Abdullah J M, Li X, Nachtman R G, Jurecic R
Department of Microbiology and Immunology, University of Miami School of Medicine, Miami, Florida 33136, USA.
Blood Cells Mol Dis. 2001 Jan-Feb;27(1):320-33. doi: 10.1006/bcmd.2001.0390.
Through differential screening of mouse hematopoietic stem cell (HSC) and progenitor subtracted cDNA libraries we have identified a HSC-specific transcript that represents a novel RING finger gene, named FLRF (fetal liver ring finger). FLRF represent a novel evolutionarily highly conserved RING finger gene, present in Drosophila, zebrafish, Xenopus, mouse, and humans. Full-length cDNA clones for mouse and human gene encode an identical protein of 317 amino acids with a C3HC4 RING finger domain at the amino terminus. During embryonic hematopoiesis FLRF is abundantly transcribed in mouse fetal liver HSC (Sca-1+c-kit+AA4.1+Lin- cells), but is not expressed in progenitors (AA4.1-). In adult mice FLRF is not transcribed in a highly enriched population of bone marrow HSC (Rh-123lowSca-1+c-kit+Lin- cells). Its expression is upregulated in a more heterogeneous population of bone marrow HSC (Lin-Sca-1+ cells), downregulated as they differentiate into progenitors (Lin-Sca-1- cells), and upregulated as progenitors differentiate into mature lymphoid and myeloid cell types. The human FLRF gene that spans a region of at least 12 kb and consists of eight exons was localized to chromosome 12q13, a region with frequent chromosome aberrations associated with multiple cases of acute myeloid leukemia and non-Hodgkin's lymphoma. The analysis of the genomic sequence upstream of the first exon in the mouse and human FLRF gene has revealed that both putative promoters contain multiple putative binding sites for several hematopoietic (GATA-1, GATA-2, GATA-3, Ikaros, SCL/Tal-1, AML1, MZF-1, and Lmo2) and other transcription factors, suggesting that mouse and human FLRF expression could be regulated in a developmental and cell-specific manner during hematopoiesis. Evolutionary conservation and differential expression in fetal and adult HSC and progenitors suggest that the FLRF gene could play an important role in HSC/progenitor cell lineage commitment and differentiation and could be involved in the etiology of hematological malignancies.
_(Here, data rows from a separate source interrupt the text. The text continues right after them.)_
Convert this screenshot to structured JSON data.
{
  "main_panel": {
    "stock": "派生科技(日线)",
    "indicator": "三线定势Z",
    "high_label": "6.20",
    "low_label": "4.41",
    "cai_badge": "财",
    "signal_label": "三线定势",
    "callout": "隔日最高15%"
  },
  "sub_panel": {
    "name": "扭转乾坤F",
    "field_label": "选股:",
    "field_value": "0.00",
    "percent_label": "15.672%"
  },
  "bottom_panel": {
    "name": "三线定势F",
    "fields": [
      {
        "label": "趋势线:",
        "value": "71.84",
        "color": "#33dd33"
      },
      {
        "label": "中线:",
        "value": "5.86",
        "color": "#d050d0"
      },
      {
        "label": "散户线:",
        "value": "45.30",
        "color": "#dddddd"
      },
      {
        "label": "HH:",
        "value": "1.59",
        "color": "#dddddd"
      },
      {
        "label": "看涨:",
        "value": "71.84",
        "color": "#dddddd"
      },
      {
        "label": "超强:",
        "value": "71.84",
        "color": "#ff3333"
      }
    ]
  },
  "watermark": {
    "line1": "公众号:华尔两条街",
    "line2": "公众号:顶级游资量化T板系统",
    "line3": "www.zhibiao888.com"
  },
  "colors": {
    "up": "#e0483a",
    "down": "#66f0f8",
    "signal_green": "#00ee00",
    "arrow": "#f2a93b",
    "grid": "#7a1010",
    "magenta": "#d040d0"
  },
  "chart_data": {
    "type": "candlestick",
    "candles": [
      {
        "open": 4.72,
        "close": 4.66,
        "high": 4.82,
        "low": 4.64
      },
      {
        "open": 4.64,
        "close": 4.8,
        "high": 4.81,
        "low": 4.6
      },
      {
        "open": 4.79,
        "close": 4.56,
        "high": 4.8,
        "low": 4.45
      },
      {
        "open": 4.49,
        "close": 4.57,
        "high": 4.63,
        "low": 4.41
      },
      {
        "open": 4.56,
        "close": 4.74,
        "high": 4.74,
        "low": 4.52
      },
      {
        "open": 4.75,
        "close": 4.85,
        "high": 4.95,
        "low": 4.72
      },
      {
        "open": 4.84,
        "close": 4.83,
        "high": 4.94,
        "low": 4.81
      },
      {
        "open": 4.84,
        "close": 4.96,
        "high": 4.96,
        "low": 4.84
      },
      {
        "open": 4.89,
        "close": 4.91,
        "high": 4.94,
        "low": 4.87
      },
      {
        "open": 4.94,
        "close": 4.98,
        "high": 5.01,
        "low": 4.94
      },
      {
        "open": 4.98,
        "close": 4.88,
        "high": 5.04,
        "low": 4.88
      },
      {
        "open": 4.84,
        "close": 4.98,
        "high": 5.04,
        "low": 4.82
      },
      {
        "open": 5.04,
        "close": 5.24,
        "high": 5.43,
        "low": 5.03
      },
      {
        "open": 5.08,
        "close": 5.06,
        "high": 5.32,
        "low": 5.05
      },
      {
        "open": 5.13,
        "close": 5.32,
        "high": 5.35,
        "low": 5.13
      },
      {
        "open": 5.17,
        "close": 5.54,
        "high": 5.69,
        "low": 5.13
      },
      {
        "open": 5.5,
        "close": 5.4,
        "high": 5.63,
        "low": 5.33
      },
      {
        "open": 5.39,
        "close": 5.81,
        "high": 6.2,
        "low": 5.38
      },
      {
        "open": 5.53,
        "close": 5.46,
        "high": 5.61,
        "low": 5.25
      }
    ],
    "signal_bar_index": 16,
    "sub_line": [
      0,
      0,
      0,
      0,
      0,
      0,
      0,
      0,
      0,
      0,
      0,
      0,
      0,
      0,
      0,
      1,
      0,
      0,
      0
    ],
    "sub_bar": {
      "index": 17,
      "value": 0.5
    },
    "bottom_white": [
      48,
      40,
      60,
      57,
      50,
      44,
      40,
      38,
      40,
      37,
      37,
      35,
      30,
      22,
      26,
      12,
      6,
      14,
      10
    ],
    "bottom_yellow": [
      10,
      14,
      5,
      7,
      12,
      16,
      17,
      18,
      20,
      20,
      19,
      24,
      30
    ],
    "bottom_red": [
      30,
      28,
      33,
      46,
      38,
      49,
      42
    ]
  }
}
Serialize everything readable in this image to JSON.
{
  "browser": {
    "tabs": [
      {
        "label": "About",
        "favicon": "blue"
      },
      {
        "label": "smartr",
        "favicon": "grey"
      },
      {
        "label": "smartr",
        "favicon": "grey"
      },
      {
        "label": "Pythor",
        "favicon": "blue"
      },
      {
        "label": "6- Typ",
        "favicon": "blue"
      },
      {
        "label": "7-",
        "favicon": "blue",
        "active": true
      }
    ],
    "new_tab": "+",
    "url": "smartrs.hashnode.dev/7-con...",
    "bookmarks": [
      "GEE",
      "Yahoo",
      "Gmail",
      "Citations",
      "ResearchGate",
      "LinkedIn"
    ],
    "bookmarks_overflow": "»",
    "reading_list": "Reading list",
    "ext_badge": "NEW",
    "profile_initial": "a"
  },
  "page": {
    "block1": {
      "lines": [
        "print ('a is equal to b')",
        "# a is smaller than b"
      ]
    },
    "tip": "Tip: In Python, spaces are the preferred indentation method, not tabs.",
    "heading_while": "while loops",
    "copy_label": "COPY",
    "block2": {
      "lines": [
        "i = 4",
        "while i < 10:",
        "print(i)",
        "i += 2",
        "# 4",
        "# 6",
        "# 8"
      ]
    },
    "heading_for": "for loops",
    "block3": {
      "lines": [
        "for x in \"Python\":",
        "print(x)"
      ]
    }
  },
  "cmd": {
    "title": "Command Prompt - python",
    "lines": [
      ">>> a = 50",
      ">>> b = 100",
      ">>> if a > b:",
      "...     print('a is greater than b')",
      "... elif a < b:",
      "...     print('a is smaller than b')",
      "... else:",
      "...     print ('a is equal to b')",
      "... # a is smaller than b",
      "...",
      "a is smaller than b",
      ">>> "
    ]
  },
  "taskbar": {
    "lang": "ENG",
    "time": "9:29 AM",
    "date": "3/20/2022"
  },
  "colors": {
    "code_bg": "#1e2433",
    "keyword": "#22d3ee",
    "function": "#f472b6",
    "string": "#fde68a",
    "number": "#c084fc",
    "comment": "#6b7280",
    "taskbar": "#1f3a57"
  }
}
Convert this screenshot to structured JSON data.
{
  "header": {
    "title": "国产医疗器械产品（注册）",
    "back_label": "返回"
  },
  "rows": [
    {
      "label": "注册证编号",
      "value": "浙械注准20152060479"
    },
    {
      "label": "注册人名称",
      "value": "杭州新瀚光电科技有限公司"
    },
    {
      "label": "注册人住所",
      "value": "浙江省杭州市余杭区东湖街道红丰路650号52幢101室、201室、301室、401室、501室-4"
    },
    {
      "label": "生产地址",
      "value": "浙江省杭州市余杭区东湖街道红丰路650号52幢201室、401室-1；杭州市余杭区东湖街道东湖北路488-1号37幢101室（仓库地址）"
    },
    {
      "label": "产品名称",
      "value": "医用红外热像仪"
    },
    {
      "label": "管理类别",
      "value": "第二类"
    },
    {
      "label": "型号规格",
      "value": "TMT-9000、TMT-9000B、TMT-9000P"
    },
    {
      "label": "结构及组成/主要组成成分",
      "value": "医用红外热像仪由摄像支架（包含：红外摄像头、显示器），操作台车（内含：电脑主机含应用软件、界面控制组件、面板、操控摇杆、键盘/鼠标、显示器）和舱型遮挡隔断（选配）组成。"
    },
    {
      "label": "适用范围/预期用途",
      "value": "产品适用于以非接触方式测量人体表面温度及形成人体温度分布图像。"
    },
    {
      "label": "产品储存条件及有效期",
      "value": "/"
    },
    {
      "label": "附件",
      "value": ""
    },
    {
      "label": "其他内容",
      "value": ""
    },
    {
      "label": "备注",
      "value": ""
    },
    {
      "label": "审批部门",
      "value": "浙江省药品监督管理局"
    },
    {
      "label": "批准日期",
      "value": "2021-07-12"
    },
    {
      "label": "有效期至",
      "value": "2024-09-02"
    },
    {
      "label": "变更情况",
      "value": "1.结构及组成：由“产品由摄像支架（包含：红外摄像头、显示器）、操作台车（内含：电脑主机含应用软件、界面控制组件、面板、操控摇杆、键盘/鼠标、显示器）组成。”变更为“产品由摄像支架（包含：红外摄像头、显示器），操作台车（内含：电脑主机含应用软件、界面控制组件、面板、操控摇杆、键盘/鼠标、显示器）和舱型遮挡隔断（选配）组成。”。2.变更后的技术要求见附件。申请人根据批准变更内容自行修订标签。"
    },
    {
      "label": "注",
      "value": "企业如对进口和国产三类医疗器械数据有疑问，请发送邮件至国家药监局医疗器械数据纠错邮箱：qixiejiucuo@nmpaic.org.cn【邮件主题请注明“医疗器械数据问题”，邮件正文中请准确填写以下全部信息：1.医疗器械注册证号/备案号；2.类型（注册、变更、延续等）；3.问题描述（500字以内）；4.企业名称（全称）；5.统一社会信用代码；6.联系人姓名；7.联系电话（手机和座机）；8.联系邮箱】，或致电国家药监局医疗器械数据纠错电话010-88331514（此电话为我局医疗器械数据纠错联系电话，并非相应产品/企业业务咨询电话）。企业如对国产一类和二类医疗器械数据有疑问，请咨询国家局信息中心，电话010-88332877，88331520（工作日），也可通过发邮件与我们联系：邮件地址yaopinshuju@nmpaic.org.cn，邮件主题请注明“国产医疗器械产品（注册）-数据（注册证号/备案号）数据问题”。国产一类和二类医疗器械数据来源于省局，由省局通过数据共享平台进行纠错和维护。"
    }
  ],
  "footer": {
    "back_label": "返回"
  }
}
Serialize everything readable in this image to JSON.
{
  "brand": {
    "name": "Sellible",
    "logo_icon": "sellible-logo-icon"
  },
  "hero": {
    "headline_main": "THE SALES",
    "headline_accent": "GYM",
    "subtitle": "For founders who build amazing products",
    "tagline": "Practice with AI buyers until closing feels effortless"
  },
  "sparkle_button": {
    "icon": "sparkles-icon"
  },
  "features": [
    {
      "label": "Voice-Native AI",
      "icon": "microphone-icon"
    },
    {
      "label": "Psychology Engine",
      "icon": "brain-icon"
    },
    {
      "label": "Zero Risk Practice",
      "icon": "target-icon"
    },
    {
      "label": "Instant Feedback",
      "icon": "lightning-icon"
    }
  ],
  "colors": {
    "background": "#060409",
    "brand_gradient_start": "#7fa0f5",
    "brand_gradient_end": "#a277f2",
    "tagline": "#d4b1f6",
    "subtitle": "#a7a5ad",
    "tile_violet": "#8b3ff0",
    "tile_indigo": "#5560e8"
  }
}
通过对小鼠造血干细胞(HSC)和祖细胞消减cDNA文库的差异筛选,我们鉴定出一种HSC特异性转录本,它代表了一个新的环状结构域基因,命名为FLRF(胎儿肝脏环状结构域基因)。FLRF是一个新的进化上高度保守的环状结构域基因,存在于果蝇、斑马鱼、非洲爪蟾、小鼠和人类中。小鼠和人类基因的全长cDNA克隆编码一个由317个氨基酸组成的相同蛋白质,在氨基末端有一个C3HC4环状结构域。在胚胎造血过程中,FLRF在小鼠胎儿肝脏HSC(Sca-1+c-kit+AA4.1+Lin-细胞)中大量转录,但在祖细胞(AA4.1-)中不表达。在成年小鼠中,FLRF在高度富集的骨髓HSC群体(Rh-123lowSca-1+c-kit+Lin-细胞)中不转录。其表达在骨髓HSC的更异质群体(Lin-Sca-1+细胞)中上调,在它们分化为祖细胞(Lin-Sca-1-细胞)时下调,而在祖细胞分化为成熟淋巴细胞和髓细胞类型时上调。跨越至少12kb区域且由八个外显子组成的人类FLRF基因定位于染色体12q13,该区域常出现与多例急性髓性白血病和非霍奇金淋巴瘤相关的染色体畸变。对小鼠和人类FLRF基因第一个外显子上游基因组序列的分析表明,两个推定的启动子都含有多个针对几种造血(GATA-1、GATA-2、GATA-3、Ikaros、SCL/Tal-1、AML1、MZF-1和Lmo2)及其他转录因子的推定结合位点,这表明小鼠和人类FLRF的表达在造血过程中可能以发育和细胞特异性的方式受到调控。在胎儿和成年HSC及祖细胞中的进化保守性和差异表达表明,FLRF基因可能在HSC/祖细胞谱系定向和分化中起重要作用,并且可能与血液系统恶性肿瘤的病因学有关。